Achieving a data-driven attribution model: the three ‘must-knows’
With the increasing complexity of the customer journey, traditional single-touch attribution models are no longer sufficient. In this article, I'll look at the 'must-knows' on how to achieve a data-driven attribution model and tailor it to the needs of your brand.
Businesses know they need to focus on attribution. But as the customer journey gets more and more complex, it’s harder and harder to know what that focus should look like.
In a recent webinar on mastering the art of data-driven attribution, held by ClickZ in partnership with Fospha, close to 100 marketers were polled on their use of various attribution models. 49% of respondents were still using a last-click approach to attribution, while the next most popular model was first-click, represented by 13% of those taking part.
A single-touch attribution model is better than nothing. But single-touch models won’t show you relative impact across different channels, and without that, you can’t get an accurate measure of which channels contribute to which conversions. Acquisition costs are rising, and now is the time to focus on getting an accurate, bespoke, data-driven model in place for your business.
So how do you move on?
In the first two parts of this series, we looked at the challenges of multi-channel attribution and the barriers to successful attribution. Here, we’ll look at the three ‘must-knows’ to achieve a data-driven attribution model and tailor it to the needs of your brand.
Content produced in association with Fospha.
Take that first step
The complexity of the customer journey means that many marketers simply don’t know how to achieve data-driven attribution. Either they settle for an off-the-shelf attribution model, or they de-prioritise attribution because they won’t be able to realise any revenue benefit ‘in-year’.
Our webinar poll data showed that simple models like last and first-click attribution are certainly better than nothing. If you’ve sidelined attribution until now, start simple and aim to build sophistication incrementally. Having an attribution model in place is the first step towards effective data-driven marketing.
Bring it all together
To build a tailor-made attribution model that’s fit for your brand, you need the right data. Simple models are a good start, but they will always fall short. Assigning all the credit to the first or last click means you don’t know how other touchpoints have contributed to the customer journey. Unless you understand multi-touch, cross-channel behaviour, you can’t unlock the full potential of your marketing spend.

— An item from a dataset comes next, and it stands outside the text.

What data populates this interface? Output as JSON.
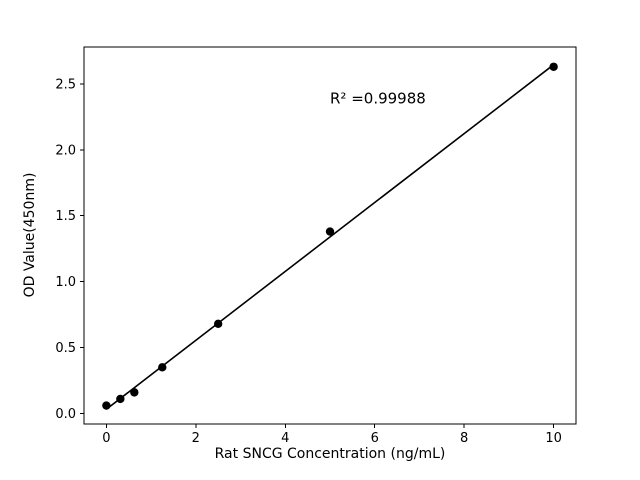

A Customer Data Platform (CDP) breaks down silos and unifies data from a range of channels and devices. CDPs are fast becoming the go-to standard for effective data management. So what does a CDP do for you? Gartner’s defines a CDP as “An integrated customer database managed by marketers that unifies a company’s customer data from marketing, sales and service channels”. With unified data from a CDP, you can drive conversion, increase lifetime value and manage cost versus revenue.
Rinse and repeat
Attribution will help your business grow. And as it grows, your attribution model has to evolve. Attribution is not a one-time activity.
Better data means better attribution. A data-driven approach also allows you to carry out predictive modeling, so that your brand can experiment quickly without real-life impacts.
Marketing-channel attribution (MCA) may seem complicated, but that’s because the customer journey is complicated. Your customer is living a ‘nonline’ life – non-linear, online, offline and over multiple devices – and that means you should be living one too. Yes, it’s complicated, but you don’t have to do it alone. The impact of not getting it right is too big to ignore, and that means there’s never been a better time to move to data-driven attribution.
This is Part 3 in a series of three articles about how data-driven attribution can work for your marketing campaigns.